November, 11 — Mattachine Society founded
On November 11, 1950, five men met for the first meeting of the Mattachine Society, the most influential pre-Stonewall organization for lesbian, gay, bisexual and transgender people. They were Harry Hay, Rudi Gernreich, Dale Jennings, Chuck Rowland and Bob Hull, and James Gruber and his boyfriend Konrad Stevens joined within a year.
More history, including rarely-seen documents, after the jump.
Harry Hay had first conceived of the Mattachine as an “International Bachelors Fraternal Order for Peace and Social Dignity,” to be referred to as “Bachelors’ Anonymous,” but talks with Rudi had convinced him to revamp the idea into an organization for social change, and Gruber was the source of the Mattachine name, after a group of French masked fools that could speak truth to power.
Hay had long been a member and organizer in the Communist Party, and knew the necessity for secrecy if the Mattachine Society was to flourish.
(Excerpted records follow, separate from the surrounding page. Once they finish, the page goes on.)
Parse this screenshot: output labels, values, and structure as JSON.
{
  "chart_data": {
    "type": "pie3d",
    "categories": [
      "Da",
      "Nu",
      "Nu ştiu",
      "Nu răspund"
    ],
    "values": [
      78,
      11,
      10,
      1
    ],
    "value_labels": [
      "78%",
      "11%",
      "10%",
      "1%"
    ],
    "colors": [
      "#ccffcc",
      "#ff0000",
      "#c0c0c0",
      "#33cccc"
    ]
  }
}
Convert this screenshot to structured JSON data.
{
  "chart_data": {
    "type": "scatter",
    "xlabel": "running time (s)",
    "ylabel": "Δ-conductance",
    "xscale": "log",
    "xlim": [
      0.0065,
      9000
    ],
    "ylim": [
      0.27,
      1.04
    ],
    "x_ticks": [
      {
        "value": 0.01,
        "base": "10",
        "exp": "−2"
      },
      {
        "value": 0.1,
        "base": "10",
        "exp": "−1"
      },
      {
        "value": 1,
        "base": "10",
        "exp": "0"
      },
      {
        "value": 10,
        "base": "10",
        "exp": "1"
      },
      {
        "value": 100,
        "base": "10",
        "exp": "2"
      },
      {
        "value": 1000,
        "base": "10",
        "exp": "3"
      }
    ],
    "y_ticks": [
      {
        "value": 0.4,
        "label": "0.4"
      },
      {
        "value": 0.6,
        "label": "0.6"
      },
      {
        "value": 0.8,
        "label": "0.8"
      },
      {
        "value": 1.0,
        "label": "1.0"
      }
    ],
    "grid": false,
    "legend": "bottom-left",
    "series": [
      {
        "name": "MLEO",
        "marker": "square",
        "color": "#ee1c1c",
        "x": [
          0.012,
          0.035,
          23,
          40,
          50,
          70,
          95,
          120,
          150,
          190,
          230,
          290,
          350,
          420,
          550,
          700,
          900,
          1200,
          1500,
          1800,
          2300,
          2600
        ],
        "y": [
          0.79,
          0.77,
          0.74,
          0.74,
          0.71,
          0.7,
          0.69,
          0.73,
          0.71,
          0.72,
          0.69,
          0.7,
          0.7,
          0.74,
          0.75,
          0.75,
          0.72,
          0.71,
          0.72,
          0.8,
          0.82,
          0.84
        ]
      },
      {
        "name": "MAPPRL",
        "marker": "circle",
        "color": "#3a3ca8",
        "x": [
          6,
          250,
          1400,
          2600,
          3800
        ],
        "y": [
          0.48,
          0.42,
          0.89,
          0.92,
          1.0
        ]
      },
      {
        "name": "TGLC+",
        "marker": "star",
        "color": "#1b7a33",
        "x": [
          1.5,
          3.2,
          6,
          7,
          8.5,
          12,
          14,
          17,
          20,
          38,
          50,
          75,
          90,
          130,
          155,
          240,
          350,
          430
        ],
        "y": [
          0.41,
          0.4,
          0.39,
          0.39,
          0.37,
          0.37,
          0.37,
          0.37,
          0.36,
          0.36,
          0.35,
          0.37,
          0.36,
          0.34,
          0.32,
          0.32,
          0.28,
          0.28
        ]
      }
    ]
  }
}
He organized the new society along “guild lines,” really basing it off of the Communist cell organizational structure. It was intentionally confusing, with all of the official officers (Hay’s mother and Stevens’ sister among them) serving as figureheads.
By 1952, outrage over corruption in their ranks had led the LAPD to respond by stepping up vice busts, specifically targeting gay men with entrapment, leading to “vag-lewd” charges. In April 1952, a vice officer followed Jennings home from MacArthur Park and arrested him in his home for being gay. The Mattachine Society mobilized as the Citizens’ Committee to Outlaw Entrapment and enlisted Long Beach attorney George Sibley, a straight ally who had worked with the ACLU and organized labor.
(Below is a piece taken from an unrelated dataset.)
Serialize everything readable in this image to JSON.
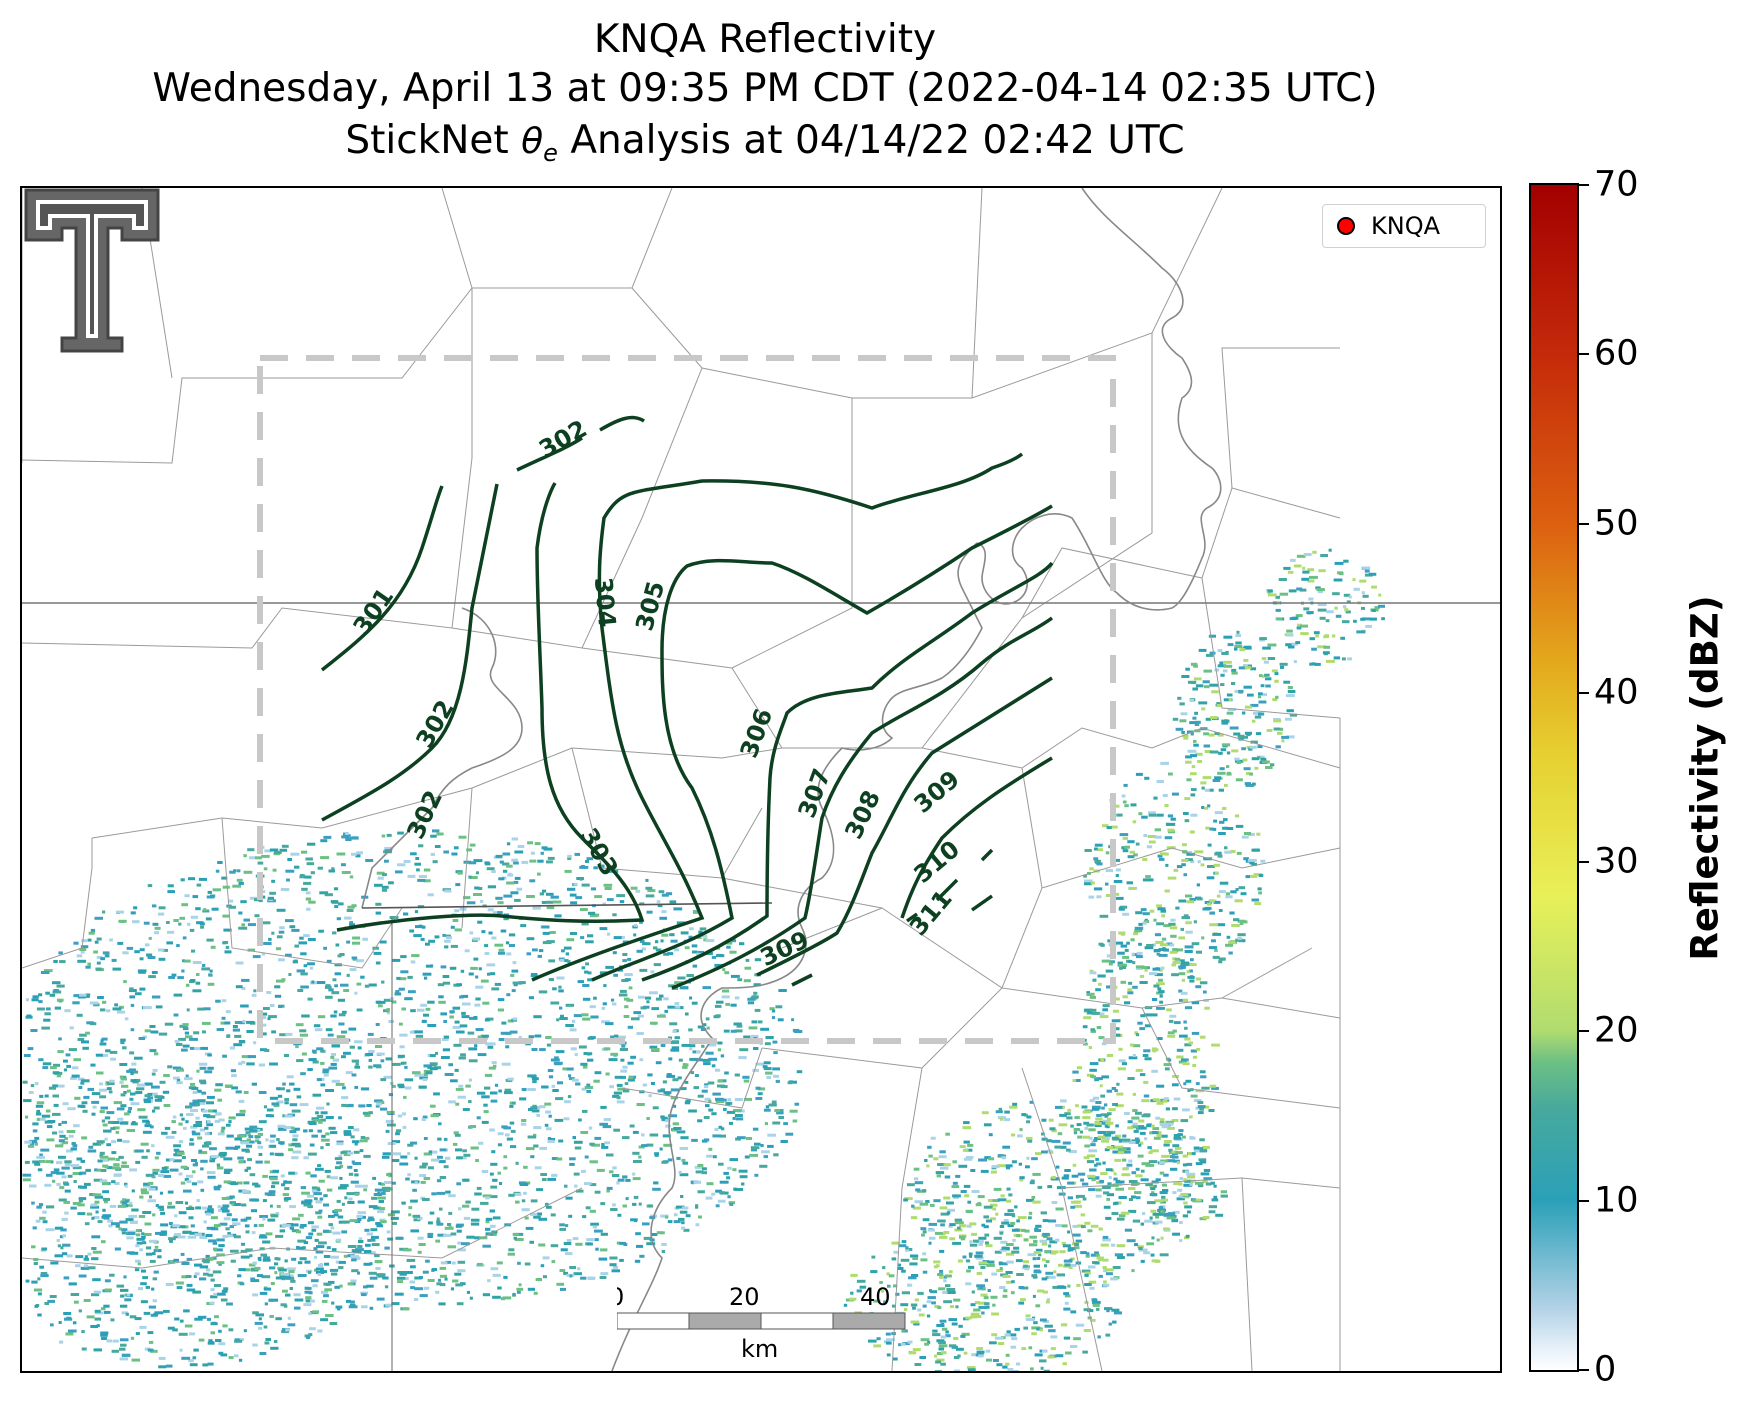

Jennings’ ten day trial ended in acquittal and a stern rebuke to the LAPD from both judge and jury over their persecution of LGBT citizens, and made Mattachine famous among liberals and the LGBT community.
It was, ironically, this surge of success that led to the ouster of Harry Hay. New members had little use for Hay’s byzantine organizational structure, and the McCarthyism that dominated public discourse meant that there were legitimate fears of having Mattachine discredited as a Communist front group. An attempt to ratify a new constitution in 1953 led to the “unmasking” of the original members, an anti-Soviet resolution and a statement against “-isms,” as well as an official policy of non-confrontation.
Scholars of LGBT history debate the impact of the reorganization — it sidelined many radical members, and may have decreased relevancy, but ONE Magazine (published by the Mattachine Society) was influential both in communicating nascent American LGBT culture and in winning important legal victories for LGBT people. Regardless of its eventually supplanting by the Gay Liberation movement, the Mattachine Society was the first sustained LGBT organization in America, and its members led the fight on issues from obscenity to acceptance.